В 1770-е гг. Тульский совестной суд объяснил кликушество как результат «нелепых воображений, закоренелого самомнения и невежества», а потому счел возможным оставить его без наказания: «Соображаясь с силою Высочайшего о губерниях уложения 26 главы 397 и 399 статей...»{611}. Примерно в это время Псковский совестной суд в резолюции об использовании магического приворота резонерствовал о недейственности «любовного напитка»: «ибо кроме обману ничего в нем заключаться не могло, и открылось в деле одно только суеверие, якобы можно какими-либо способами с помощью колдовства или любовь воспламенить или оную совершенно погасить и обратить в ненависть, каковым суеверием в самом действии и заражены они подсудимые»{612}.
Такие приговоры не остались незамеченными, и в конце XVIII в. в обществе осознали перемены в практике наказаний за волшебство. Недаром в опубликованном в 1795 г. «Словаре натурального волшебства» его переводчик в статью «ведьма» включил собственное заключение: «Сколь страшно прежде сего было подвергнуться доносу в колдовстве, столько мало ныне жалобы таковыя уважают, либо совсем сему не верят, или не важной делают приговор»{613}.
На протяжении всего столетия представление о необходимости наказания за волшебство и «суеверие» сохраняло значение и в законодательном дискурсе, и в практике судопроизводства. Декларируя, что лучшим лекарством от суеверий является «просвещение», светская власть при этом все меньше желала видеть в суевериях чисто духовные преступления. Приравнивая суеверия к мошенничеству, к мелким уголовным деяниям, к проступкам глупцов, слабоумных и малолетних, власть все менее доверяла церкви самостоятельно решать судьбы ее паствы{614}. Да и церковь, очевидно, к этому не всегда стремилась.

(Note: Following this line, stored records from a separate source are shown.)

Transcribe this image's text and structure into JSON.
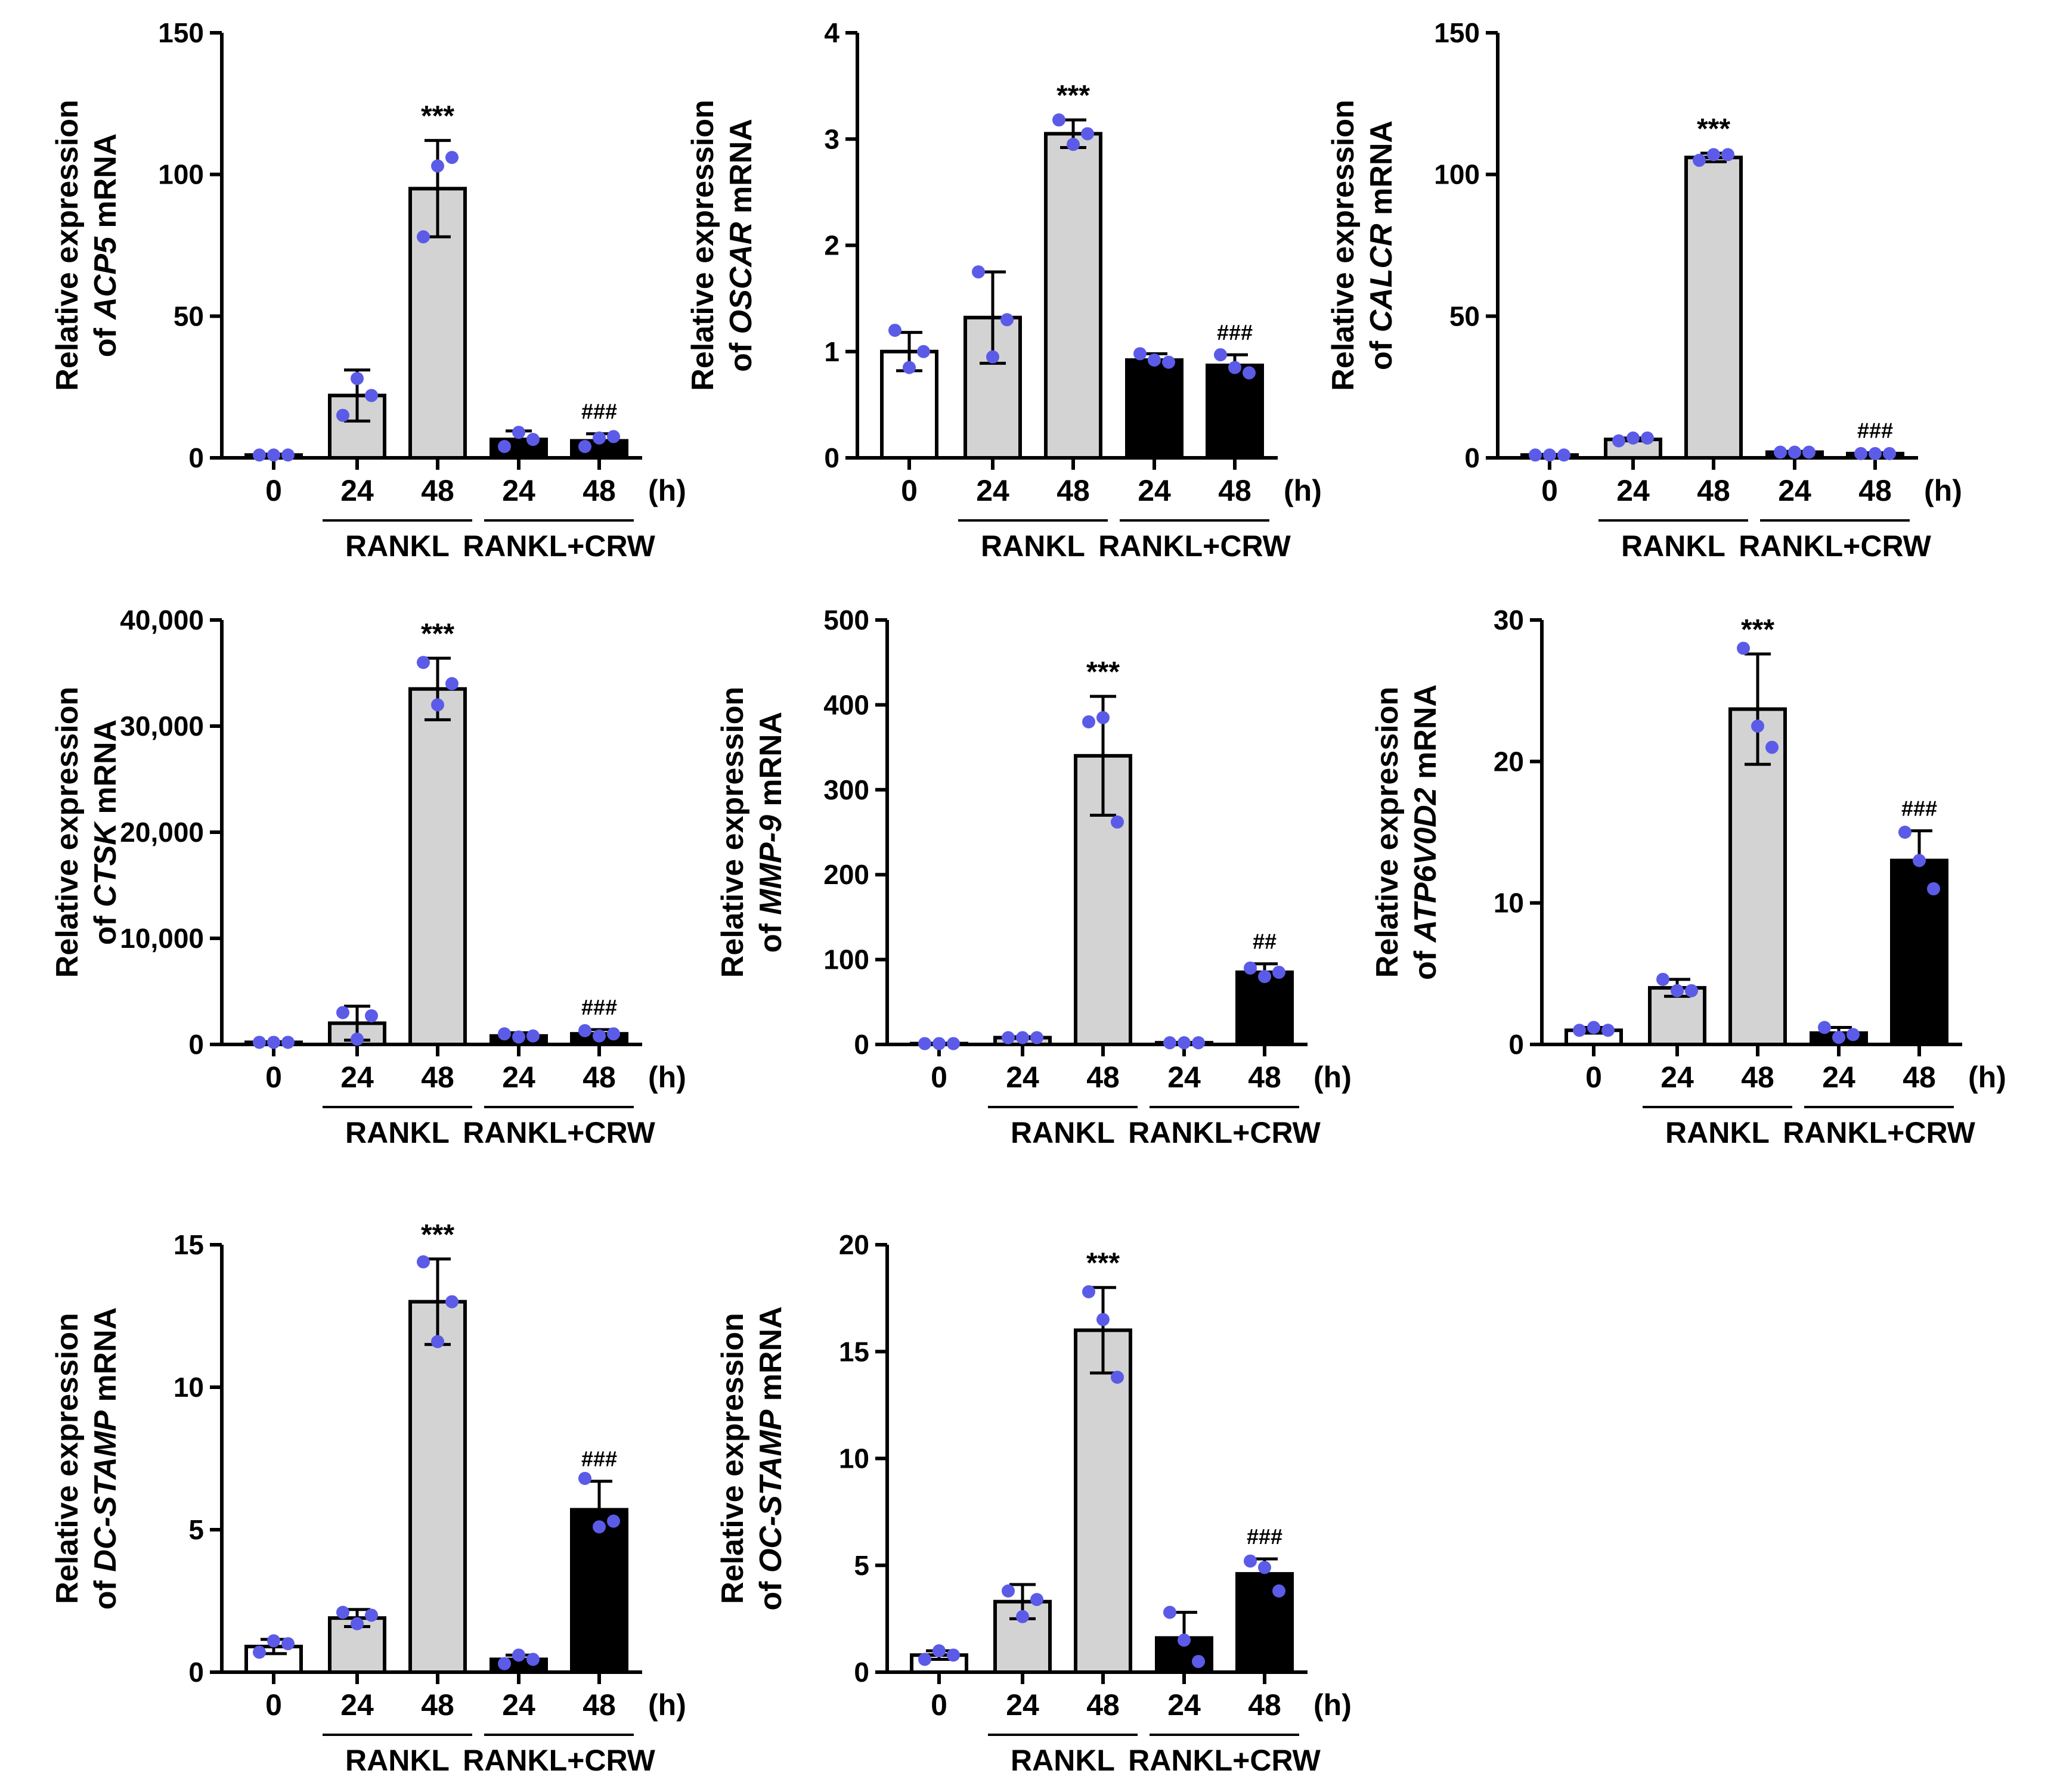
{
  "colors": {
    "axis": "#000000",
    "bar_control": "#ffffff",
    "bar_rankl": "#d3d3d3",
    "bar_crw": "#000000",
    "dot": "#5b5be8"
  },
  "chart_data": [
    {
      "type": "bar",
      "gene": "ACP5",
      "ylabel_line1": "Relative expression",
      "ylabel_prefix": "of ",
      "ylabel_suffix": " mRNA",
      "ylim": [
        0,
        150
      ],
      "yticks": [
        0,
        50,
        100,
        150
      ],
      "ytick_labels": [
        "0",
        "50",
        "100",
        "150"
      ],
      "categories": [
        "0",
        "24",
        "48",
        "24",
        "48"
      ],
      "unit_label": "(h)",
      "groups": [
        {
          "label": "RANKL",
          "from": 1,
          "to": 2
        },
        {
          "label": "RANKL+CRW",
          "from": 3,
          "to": 4
        }
      ],
      "values": [
        1,
        22,
        95,
        6.5,
        6
      ],
      "errors": [
        0.3,
        9,
        17,
        3,
        2.5
      ],
      "points": [
        [
          1,
          1,
          1
        ],
        [
          15,
          28,
          22
        ],
        [
          78,
          103,
          106
        ],
        [
          4,
          9,
          6.5
        ],
        [
          4,
          7,
          7.5
        ]
      ],
      "annotations": [
        "",
        "",
        "***",
        "",
        "###"
      ]
    },
    {
      "type": "bar",
      "gene": "OSCAR",
      "ylabel_line1": "Relative expression",
      "ylabel_prefix": "of ",
      "ylabel_suffix": " mRNA",
      "ylim": [
        0,
        4
      ],
      "yticks": [
        0,
        1,
        2,
        3,
        4
      ],
      "ytick_labels": [
        "0",
        "1",
        "2",
        "3",
        "4"
      ],
      "categories": [
        "0",
        "24",
        "48",
        "24",
        "48"
      ],
      "unit_label": "(h)",
      "groups": [
        {
          "label": "RANKL",
          "from": 1,
          "to": 2
        },
        {
          "label": "RANKL+CRW",
          "from": 3,
          "to": 4
        }
      ],
      "values": [
        1.0,
        1.32,
        3.05,
        0.92,
        0.87
      ],
      "errors": [
        0.18,
        0.43,
        0.13,
        0.06,
        0.1
      ],
      "points": [
        [
          1.2,
          0.85,
          1.0
        ],
        [
          1.75,
          0.95,
          1.3
        ],
        [
          3.18,
          2.95,
          3.05
        ],
        [
          0.98,
          0.92,
          0.9
        ],
        [
          0.97,
          0.85,
          0.8
        ]
      ],
      "annotations": [
        "",
        "",
        "***",
        "",
        "###"
      ]
    },
    {
      "type": "bar",
      "gene": "CALCR",
      "ylabel_line1": "Relative expression",
      "ylabel_prefix": "of ",
      "ylabel_suffix": " mRNA",
      "ylim": [
        0,
        150
      ],
      "yticks": [
        0,
        50,
        100,
        150
      ],
      "ytick_labels": [
        "0",
        "50",
        "100",
        "150"
      ],
      "categories": [
        "0",
        "24",
        "48",
        "24",
        "48"
      ],
      "unit_label": "(h)",
      "groups": [
        {
          "label": "RANKL",
          "from": 1,
          "to": 2
        },
        {
          "label": "RANKL+CRW",
          "from": 3,
          "to": 4
        }
      ],
      "values": [
        1,
        6.5,
        106,
        2,
        1.5
      ],
      "errors": [
        0.2,
        0.5,
        1.5,
        0.3,
        0.3
      ],
      "points": [
        [
          1,
          1,
          1
        ],
        [
          6,
          7,
          7
        ],
        [
          105,
          107,
          107
        ],
        [
          2,
          2,
          2
        ],
        [
          1.5,
          1.5,
          1.5
        ]
      ],
      "annotations": [
        "",
        "",
        "***",
        "",
        "###"
      ]
    },
    {
      "type": "bar",
      "gene": "CTSK",
      "ylabel_line1": "Relative expression",
      "ylabel_prefix": "of ",
      "ylabel_suffix": " mRNA",
      "ylim": [
        0,
        40000
      ],
      "yticks": [
        0,
        10000,
        20000,
        30000,
        40000
      ],
      "ytick_labels": [
        "0",
        "10,000",
        "20,000",
        "30,000",
        "40,000"
      ],
      "categories": [
        "0",
        "24",
        "48",
        "24",
        "48"
      ],
      "unit_label": "(h)",
      "groups": [
        {
          "label": "RANKL",
          "from": 1,
          "to": 2
        },
        {
          "label": "RANKL+CRW",
          "from": 3,
          "to": 4
        }
      ],
      "values": [
        200,
        2000,
        33500,
        800,
        1000
      ],
      "errors": [
        50,
        1600,
        2900,
        300,
        400
      ],
      "points": [
        [
          200,
          200,
          200
        ],
        [
          3000,
          500,
          2700
        ],
        [
          36000,
          32000,
          34000
        ],
        [
          1000,
          700,
          800
        ],
        [
          1300,
          800,
          1000
        ]
      ],
      "annotations": [
        "",
        "",
        "***",
        "",
        "###"
      ]
    },
    {
      "type": "bar",
      "gene": "MMP-9",
      "ylabel_line1": "Relative expression",
      "ylabel_prefix": "of ",
      "ylabel_suffix": " mRNA",
      "ylim": [
        0,
        500
      ],
      "yticks": [
        0,
        100,
        200,
        300,
        400,
        500
      ],
      "ytick_labels": [
        "0",
        "100",
        "200",
        "300",
        "400",
        "500"
      ],
      "categories": [
        "0",
        "24",
        "48",
        "24",
        "48"
      ],
      "unit_label": "(h)",
      "groups": [
        {
          "label": "RANKL",
          "from": 1,
          "to": 2
        },
        {
          "label": "RANKL+CRW",
          "from": 3,
          "to": 4
        }
      ],
      "values": [
        1,
        8,
        340,
        2,
        85
      ],
      "errors": [
        0.5,
        1,
        70,
        0.5,
        10
      ],
      "points": [
        [
          1,
          1,
          1
        ],
        [
          8,
          8,
          8
        ],
        [
          380,
          385,
          262
        ],
        [
          2,
          2,
          2
        ],
        [
          90,
          80,
          85
        ]
      ],
      "annotations": [
        "",
        "",
        "***",
        "",
        "##"
      ]
    },
    {
      "type": "bar",
      "gene": "ATP6V0D2",
      "ylabel_line1": "Relative expression",
      "ylabel_prefix": "of ",
      "ylabel_suffix": " mRNA",
      "ylim": [
        0,
        30
      ],
      "yticks": [
        0,
        10,
        20,
        30
      ],
      "ytick_labels": [
        "0",
        "10",
        "20",
        "30"
      ],
      "categories": [
        "0",
        "24",
        "48",
        "24",
        "48"
      ],
      "unit_label": "(h)",
      "groups": [
        {
          "label": "RANKL",
          "from": 1,
          "to": 2
        },
        {
          "label": "RANKL+CRW",
          "from": 3,
          "to": 4
        }
      ],
      "values": [
        1.0,
        4.0,
        23.7,
        0.8,
        13.0
      ],
      "errors": [
        0.2,
        0.6,
        3.9,
        0.4,
        2.1
      ],
      "points": [
        [
          1.0,
          1.2,
          1.0
        ],
        [
          4.6,
          3.8,
          3.8
        ],
        [
          28.0,
          22.5,
          21.0
        ],
        [
          1.2,
          0.5,
          0.7
        ],
        [
          15.0,
          13.0,
          11.0
        ]
      ],
      "annotations": [
        "",
        "",
        "***",
        "",
        "###"
      ]
    },
    {
      "type": "bar",
      "gene": "DC-STAMP",
      "ylabel_line1": "Relative expression",
      "ylabel_prefix": "of ",
      "ylabel_suffix": " mRNA",
      "ylim": [
        0,
        15
      ],
      "yticks": [
        0,
        5,
        10,
        15
      ],
      "ytick_labels": [
        "0",
        "5",
        "10",
        "15"
      ],
      "categories": [
        "0",
        "24",
        "48",
        "24",
        "48"
      ],
      "unit_label": "(h)",
      "groups": [
        {
          "label": "RANKL",
          "from": 1,
          "to": 2
        },
        {
          "label": "RANKL+CRW",
          "from": 3,
          "to": 4
        }
      ],
      "values": [
        0.9,
        1.9,
        13.0,
        0.45,
        5.7
      ],
      "errors": [
        0.25,
        0.3,
        1.5,
        0.15,
        1.0
      ],
      "points": [
        [
          0.7,
          1.1,
          1.0
        ],
        [
          2.1,
          1.7,
          2.0
        ],
        [
          14.4,
          11.6,
          13.0
        ],
        [
          0.3,
          0.6,
          0.45
        ],
        [
          6.8,
          5.1,
          5.3
        ]
      ],
      "annotations": [
        "",
        "",
        "***",
        "",
        "###"
      ]
    },
    {
      "type": "bar",
      "gene": "OC-STAMP",
      "ylabel_line1": "Relative expression",
      "ylabel_prefix": "of ",
      "ylabel_suffix": " mRNA",
      "ylim": [
        0,
        20
      ],
      "yticks": [
        0,
        5,
        10,
        15,
        20
      ],
      "ytick_labels": [
        "0",
        "5",
        "10",
        "15",
        "20"
      ],
      "categories": [
        "0",
        "24",
        "48",
        "24",
        "48"
      ],
      "unit_label": "(h)",
      "groups": [
        {
          "label": "RANKL",
          "from": 1,
          "to": 2
        },
        {
          "label": "RANKL+CRW",
          "from": 3,
          "to": 4
        }
      ],
      "values": [
        0.8,
        3.3,
        16.0,
        1.6,
        4.6
      ],
      "errors": [
        0.2,
        0.8,
        2.0,
        1.2,
        0.7
      ],
      "points": [
        [
          0.6,
          1.0,
          0.8
        ],
        [
          3.8,
          2.6,
          3.4
        ],
        [
          17.8,
          16.5,
          13.8
        ],
        [
          2.8,
          1.5,
          0.5
        ],
        [
          5.2,
          4.9,
          3.8
        ]
      ],
      "annotations": [
        "",
        "",
        "***",
        "",
        "###"
      ]
    }
  ]
}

И для властей, и для подданных на протяжении всего XVIII столетия понятие «волшебство» (как и понятие «суеверие») продолжало нести в себе элементы культурного конфликта. Это был конфликт между просветительским идеалом «разумной веры» и реальностью традиционной православной религиозности. Притягательность магии — вера в достижение желаемого тут же, посредством «волшебных слов» и действий — оставалась значительной, соперничая с христианским догматом о воздаянии в «будущем веце».

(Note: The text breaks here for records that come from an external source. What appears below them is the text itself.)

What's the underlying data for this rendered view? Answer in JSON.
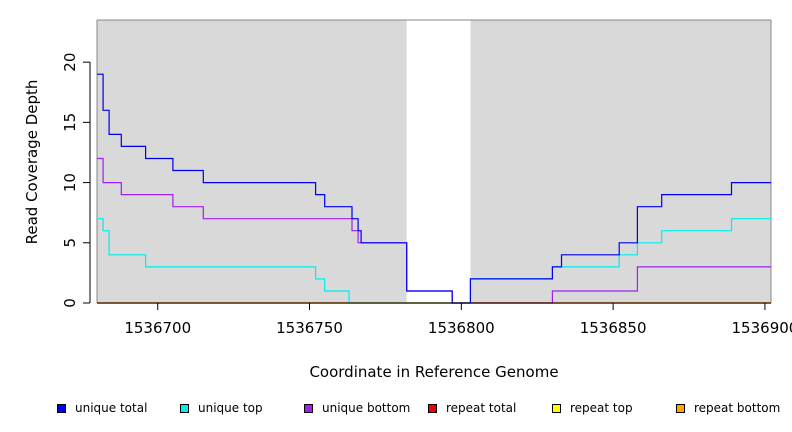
{
  "chart_data": {
    "type": "line",
    "step": true,
    "xlabel": "Coordinate in Reference Genome",
    "ylabel": "Read Coverage Depth",
    "xlim": [
      1536680,
      1536902
    ],
    "ylim": [
      0,
      23.5
    ],
    "x_ticks": [
      1536700,
      1536750,
      1536800,
      1536850,
      1536900
    ],
    "y_ticks": [
      0,
      5,
      10,
      15,
      20
    ],
    "grid": false,
    "background": "#d9d9d9",
    "gap_region": [
      1536782,
      1536803
    ],
    "legend_position": "bottom",
    "series": [
      {
        "name": "unique total",
        "color": "#0000ee",
        "points": [
          [
            1536680,
            19
          ],
          [
            1536682,
            16
          ],
          [
            1536684,
            14
          ],
          [
            1536688,
            13
          ],
          [
            1536696,
            12
          ],
          [
            1536705,
            11
          ],
          [
            1536715,
            10
          ],
          [
            1536752,
            9
          ],
          [
            1536755,
            8
          ],
          [
            1536764,
            7
          ],
          [
            1536766,
            6
          ],
          [
            1536767,
            5
          ],
          [
            1536782,
            1
          ],
          [
            1536797,
            0
          ],
          [
            1536803,
            2
          ],
          [
            1536830,
            3
          ],
          [
            1536833,
            4
          ],
          [
            1536852,
            5
          ],
          [
            1536858,
            8
          ],
          [
            1536866,
            9
          ],
          [
            1536889,
            10
          ],
          [
            1536902,
            10
          ]
        ]
      },
      {
        "name": "unique top",
        "color": "#00eeee",
        "points": [
          [
            1536680,
            7
          ],
          [
            1536682,
            6
          ],
          [
            1536684,
            4
          ],
          [
            1536696,
            3
          ],
          [
            1536752,
            2
          ],
          [
            1536755,
            1
          ],
          [
            1536763,
            0
          ],
          [
            1536803,
            2
          ],
          [
            1536830,
            3
          ],
          [
            1536852,
            4
          ],
          [
            1536858,
            5
          ],
          [
            1536866,
            6
          ],
          [
            1536889,
            7
          ],
          [
            1536902,
            7
          ]
        ]
      },
      {
        "name": "unique bottom",
        "color": "#a020f0",
        "points": [
          [
            1536680,
            12
          ],
          [
            1536682,
            10
          ],
          [
            1536688,
            9
          ],
          [
            1536705,
            8
          ],
          [
            1536715,
            7
          ],
          [
            1536764,
            6
          ],
          [
            1536766,
            5
          ],
          [
            1536782,
            1
          ],
          [
            1536797,
            0
          ],
          [
            1536830,
            1
          ],
          [
            1536858,
            3
          ],
          [
            1536902,
            3
          ]
        ]
      },
      {
        "name": "repeat total",
        "color": "#ee0000",
        "points": [
          [
            1536680,
            0
          ],
          [
            1536902,
            0
          ]
        ]
      },
      {
        "name": "repeat top",
        "color": "#ffff00",
        "points": [
          [
            1536680,
            0
          ],
          [
            1536902,
            0
          ]
        ]
      },
      {
        "name": "repeat bottom",
        "color": "#ffa500",
        "points": [
          [
            1536680,
            0
          ],
          [
            1536902,
            0
          ]
        ]
      }
    ]
  }
}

Очевидно, что за XVIII столетие магия и волшебство ушли из арсенала государственных деятелей; при помощи волшебства к концу века все реже пытались разрешать социальные конфликты. Можно согласиться с мнением А. С. Лаврова, что «наибольших успехов удалось добиться в дворянской среде, где обвиненный в колдовстве сталкивался с насмешками и осуждением»{615}. Именно в этой среде все более находилось людей, декларировавших вредность и абсурдность колдовства{616}. Вместе с тем вряд ли стоит упрощенно толковать встречающиеся в законодательстве и литературе XVIII в. замечания о том, что вера в волшебство оставалась лишь среди простонародья{617}, — «простых» разумением хватало во всех сословиях. Тем не менее, хотя магические практики тоже демонстрировали возможности приспособления к вкусам и запросам эпохи, они мало-помалу оставляли за собой все более ограниченное поле влияния.